La necessità della sepoltura dei soldati per evitare la putrefazione: il caso della Marsaglia
Cinquant’anni prima, dopo la battaglia della Marsaglia avvenuta nella pianura di Volvera, nel luogo chiamato Croce Barone, dove l’esercito sabaudo al comando del Duca Vittorio Amedeo II fu sconfitto da quello francese agli ordini del Maresciallo Catinat, un numero imprecisato di cadaveri non potè essere sepolto, tanto che per molti anni le terre su cui fu combattuta la battaglia, rimasero volutamente incolte dai contadini della zona, facendo anche nascere leggende e superstizioni che rimasero per molti anni nelle memorie degli abitanti del luogo.

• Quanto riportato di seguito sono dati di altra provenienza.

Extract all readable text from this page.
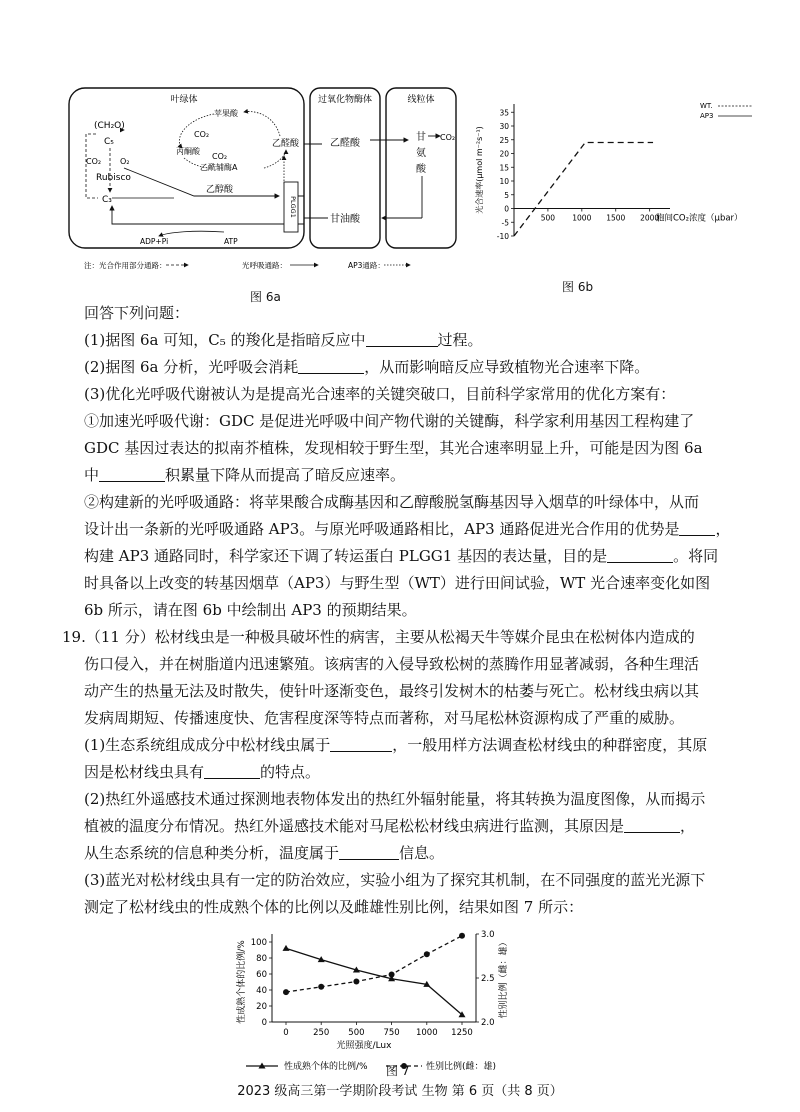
叶绿体	过氧化物酶体	线粒体
(CH₂O)
C₅
CO₂ O₂
Rubisco
C₃
乙醇酸
苹果酸
CO₂
丙酮酸
CO₂
乙酰辅酶A
乙醛酸
PLGG1
乙醛酸
甘
氨
酸
CO₂
甘油酸
ADP+Pi	ATP
注：光合作用部分通路：	光呼吸通路：	AP3通路：
图 6a
-10
-5
0
5
10
15
20
25
30
35
500 1000 1500 2000
胞间CO₂浓度（μbar）
光合速率(μmol m⁻²s⁻¹)
WT.
AP3
图 6b

回答下列问题：

(1)据图 6a 可知，C₅ 的羧化是指暗反应中	过程。

(2)据图 6a 分析，光呼吸会消耗	，从而影响暗反应导致植物光合速率下降。

(3)优化光呼吸代谢被认为是提高光合速率的关键突破口，目前科学家常用的优化方案有：

①加速光呼吸代谢：GDC 是促进光呼吸中间产物代谢的关键酶，科学家利用基因工程构建了

GDC 基因过表达的拟南芥植株，发现相较于野生型，其光合速率明显上升，可能是因为图 6a

中	积累量下降从而提高了暗反应速率。

②构建新的光呼吸通路：将苹果酸合成酶基因和乙醇酸脱氢酶基因导入烟草的叶绿体中，从而

设计出一条新的光呼吸通路 AP3。与原光呼吸通路相比，AP3 通路促进光合作用的优势是 ，

构建 AP3 通路同时，科学家还下调了转运蛋白 PLGG1 基因的表达量，目的是	。将同

时具备以上改变的转基因烟草（AP3）与野生型（WT）进行田间试验，WT 光合速率变化如图

6b 所示，请在图 6b 中绘制出 AP3 的预期结果。

19.（11 分）松材线虫是一种极具破坏性的病害，主要从松褐天牛等媒介昆虫在松树体内造成的

伤口侵入，并在树脂道内迅速繁殖。该病害的入侵导致松树的蒸腾作用显著减弱，各种生理活

动产生的热量无法及时散失，使针叶逐渐变色，最终引发树木的枯萎与死亡。松材线虫病以其

发病周期短、传播速度快、危害程度深等特点而著称，对马尾松林资源构成了严重的威胁。

(1)生态系统组成成分中松材线虫属于	，一般用样方法调查松材线虫的种群密度，其原

因是松材线虫具有	的特点。

(2)热红外遥感技术通过探测地表物体发出的热红外辐射能量，将其转换为温度图像，从而揭示

植被的温度分布情况。热红外遥感技术能对马尾松松材线虫病进行监测，其原因是	，

从生态系统的信息种类分析，温度属于	信息。

(3)蓝光对松材线虫具有一定的防治效应，实验小组为了探究其机制，在不同强度的蓝光光源下

测定了松材线虫的性成熟个体的比例以及雌雄性别比例，结果如图 7 所示：

0
20
40
60
80
100
2.0
2.5
3.0
0	250 500 750 1000 1250
光照强度/Lux
性成熟个体的比例/%	性别比例（雌：雄）
性成熟个体的比例/%	性别比例(雌：雄)
图 7
2023 级高三第一学期阶段考试 生物 第 6 页（共 8 页）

Dopo la morte del loro comandante e le gravissime perdite, la disfatta dell’esercito francese era ormai chiara e verso le 21 la battaglia terminò con la ritirata completa del medesimo dalle alture inviolate difese dai nostri. Alla fine della giornata l’esercito francese contò più di 5.000 perdite tra le fila dei suoi soldati, mentre i difensori dell’Assietta piansero 208 uomini. Questa battaglia, decisiva per le sorti del futuro del Piemonte, resta sicuramente la vittoria militare più brillante nella storia del nostro piccolo Stato Sabaudo ed i protagonisti di allora, siano essi stranieri come il Barone Von Leutrum, di fatto comandante in capo dell’esercito del Regno di Sardegna in quello specifico frangente o il Principe Margravio di Baden, sia i comandanti piemontesi le milizie franche Conte Radicati Cocconato, come il Conte di San Sebastiano Paolo Novarina, il responsabile della difesa del colle Giovanni Battista Cacherano di Bricherasio, passando dal Governatore di Susa Balbiano, il Marchese Ricci di Cereseto, Il Marchese di Cumiana e tanti altri sotto l’attenta ed esperta guida del ministro Bogino, dimostrarono tutti un attaccamento al dovere encomiabile, supportato da principi e valori che con orgoglio e passione la nostra gente nel tempo ha fatto suoi, come è giusto e doveroso che sia.
La pace di Aquisgrana stipulata il 18 ottobre 1748, dopo anni di feroci combattimenti tra i più potenti eserciti d’Europa, mise fine a questa guerra che tanta sofferenza aveva procurato al Piemonte.
Il generale Guido Amoretti e i suoi studi
Ma forse la data del 19 luglio non sarebbe mai diventata un simbolo per noi piemontesi, se il generale Guido Amoretti, con i suoi studi, la sua tenacia, la sua forza di uomo pragmatico, la bontà d’animo ed il grande attaccamento alle sue radici legati ai principi dell’antica scuola militare sabauda, non avesse dedicato l’intera sua vita a scoprire e rivalutare la memoria del suo popolo, scoprendo la scala di Pietro Micca, facendo nascere sul posto nel 1961 il museo dedicato all’assedio di Torino del 1706, di cui fu presidente per circa 47 anni, realizzando molti preziosi testi di storia, frutto di ricerche lunghe e faticose, sempre presente nel ricordare gli avvenimenti dell’Assietta.
Una mente ed un cuore che custodivano storie, aneddoti e vicende, che la figlia Carla ha saputo conservare e valorizzare con amore istituendo un apposito archivio dove tutto è stato catalogato e studiato e si spera che le Istituzioni possano cristallizzare questa monumentale opera che racconta molto del nostro passato di “bugianen”: la festa del Piemonte è più completa se uniamo la data del 19 luglio, giorno in cui l’ardire tutto piemontese si elevò ad orgoglio nazionale e la data del 14 luglio, giorno in cui scomparve l’uomo che con umiltà e passione contribuì a ricordare a tutti noi che conservare la memoria è un dovere, in quanto, sono più importanti i nomi della nostra gente che si sacrificò senza essere ricordata ma da sempre presente nel cuore di ognuno di noi di quelle mai scolpite sulle lapidi di chi è stato dimenticato dalla grande storia.